Of course, site builder pages (as any other site) need to obey Google’s guidelines in order to be indexed – and they did. For example, not having enough content or having duplicated content would stop pages from being indexed.
The second hypothesis – whether WordPress or self-coded sites would generally rank higher – is a bit trickier. However, the results don’t show anything that should make us believe that Google prefers a website building approach to another one.
Let’s explore this in more detail:
We can see an extreme level of volatility in the SERPs (Figure 2) and this indicates that the rankings were not decided based on what platform was used to create each page – even if that one was the only major difference between the pages.

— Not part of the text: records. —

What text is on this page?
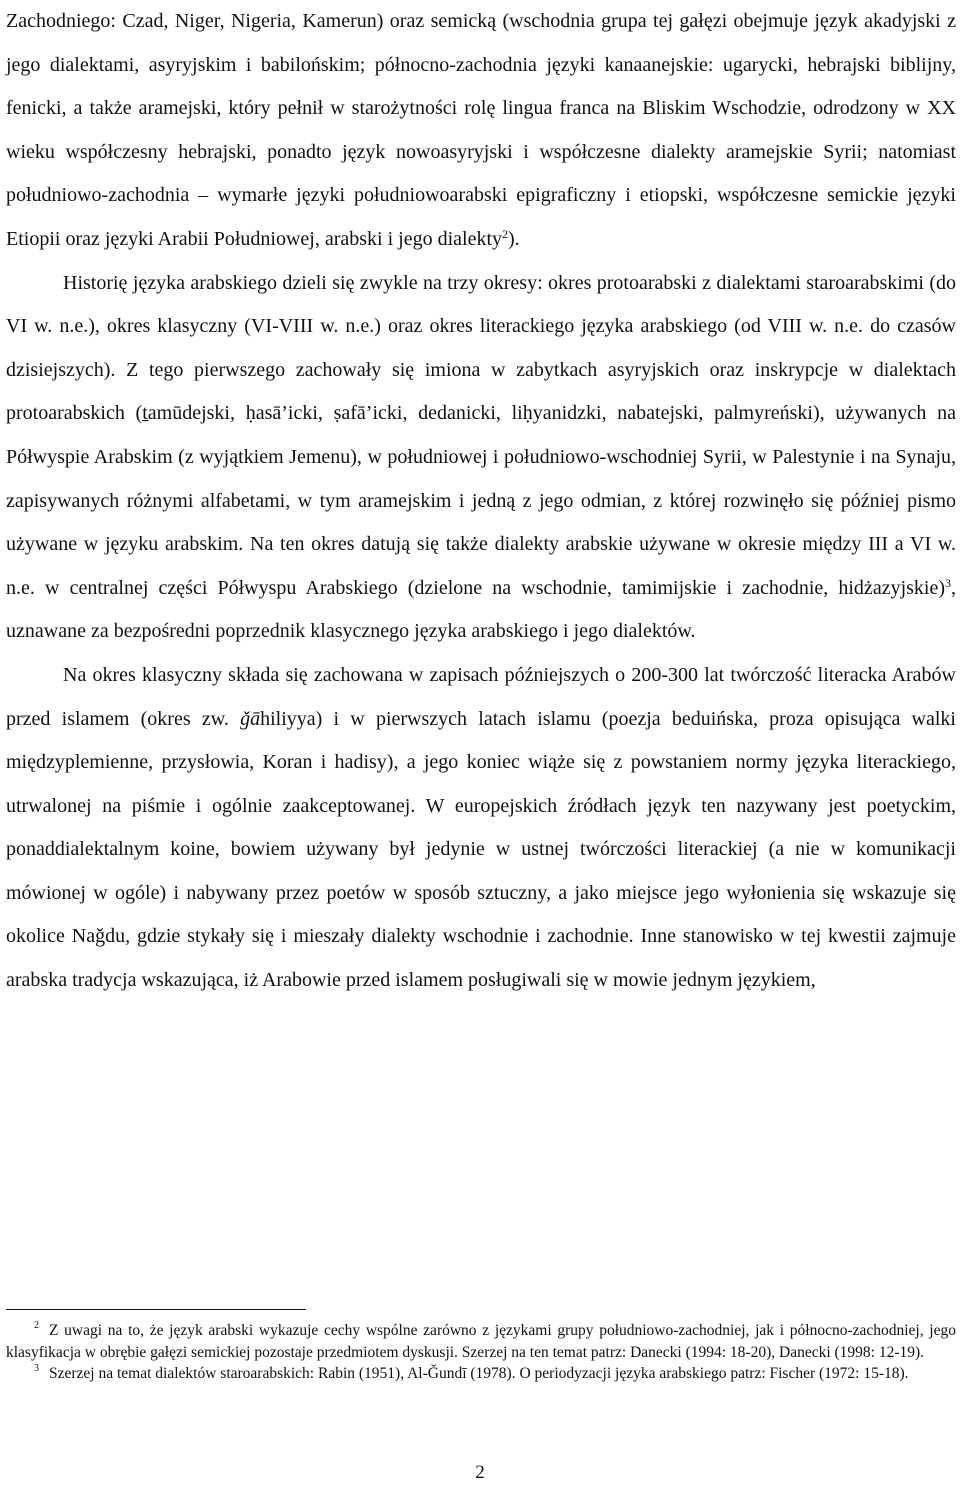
Zachodniego: Czad, Niger, Nigeria, Kamerun) oraz semicką (wschodnia grupa tej gałęzi obejmuje język akadyjski z jego dialektami, asyryjskim i babilońskim; północno-zachodnia języki kanaanejskie: ugarycki, hebrajski biblijny, fenicki, a także aramejski, który pełnił w starożytności rolę lingua franca na Bliskim Wschodzie, odrodzony w XX wieku współczesny hebrajski, ponadto język nowoasyryjski i współczesne dialekty aramejskie Syrii; natomiast południowo-zachodnia – wymarłe języki południowoarabski epigraficzny i etiopski, współczesne semickie języki Etiopii oraz języki Arabii Południowej, arabski i jego dialekty$^2$).

Historię języka arabskiego dzieli się zwykle na trzy okresy: okres protoarabski z dialektami staroarabskimi (do VI w. n.e.), okres klasyczny (VI-VIII w. n.e.) oraz okres literackiego języka arabskiego (od VIII w. n.e. do czasów dzisiejszych). Z tego pierwszego zachowały się imiona w zabytkach asyryjskich oraz inskrypcje w dialektach protoarabskich (ṯamūdejski, ḥasā’icki, ṣafā’icki, dedanicki, liḥyanidzki, nabatejski, palmyreński), używanych na Półwyspie Arabskim (z wyjątkiem Jemenu), w południowej i południowo-wschodniej Syrii, w Palestynie i na Synaju, zapisywanych różnymi alfabetami, w tym aramejskim i jedną z jego odmian, z której rozwinęło się później pismo używane w języku arabskim. Na ten okres datują się także dialekty arabskie używane w okresie między III a VI w. n.e. w centralnej części Półwyspu Arabskiego (dzielone na wschodnie, tamimijskie i zachodnie, hidżazyjskie)$^3$, uznawane za bezpośredni poprzednik klasycznego języka arabskiego i jego dialektów.

Na okres klasyczny składa się zachowana w zapisach późniejszych o 200-300 lat twórczość literacka Arabów przed islamem (okres zw. ǧāhiliyya) i w pierwszych latach islamu (poezja beduińska, proza opisująca walki międzyplemienne, przysłowia, Koran i hadisy), a jego koniec wiąże się z powstaniem normy języka literackiego, utrwalonej na piśmie i ogólnie zaakceptowanej. W europejskich źródłach język ten nazywany jest poetyckim, ponaddialektalnym koine, bowiem używany był jedynie w ustnej twórczości literackiej (a nie w komunikacji mówionej w ogóle) i nabywany przez poetów w sposób sztuczny, a jako miejsce jego wyłonienia się wskazuje się okolice Naǧdu, gdzie stykały się i mieszały dialekty wschodnie i zachodnie. Inne stanowisko w tej kwestii zajmuje arabska tradycja wskazująca, iż Arabowie przed islamem posługiwali się w mowie jednym językiem,

$^2$ Z uwagi na to, że język arabski wykazuje cechy wspólne zarówno z językami grupy południowo-zachodniej, jak i północno-zachodniej, jego klasyfikacja w obrębie gałęzi semickiej pozostaje przedmiotem dyskusji. Szerzej na ten temat patrz: Danecki (1994: 18-20), Danecki (1998: 12-19).

$^3$ Szerzej na temat dialektów staroarabskich: Rabin (1951), Al-Ǧundī (1978). O periodyzacji języka arabskiego patrz: Fischer (1972: 15-18).

2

Some platforms like Jimdo seemed to have better rankings on average (Figure 1). But if we look at the Top 10 results (Figure 2), there is always a mix of platforms ranking for those top spots.
So we can’t accept hypothesis 2 and it doesn’t seem like having a site built with one of the tested approaches gave any advantage.
Of course, these were oversimplified pages and some aspects were out of my control. But it would appear that Google doesn’t seem to mind too much what platform is used to create content.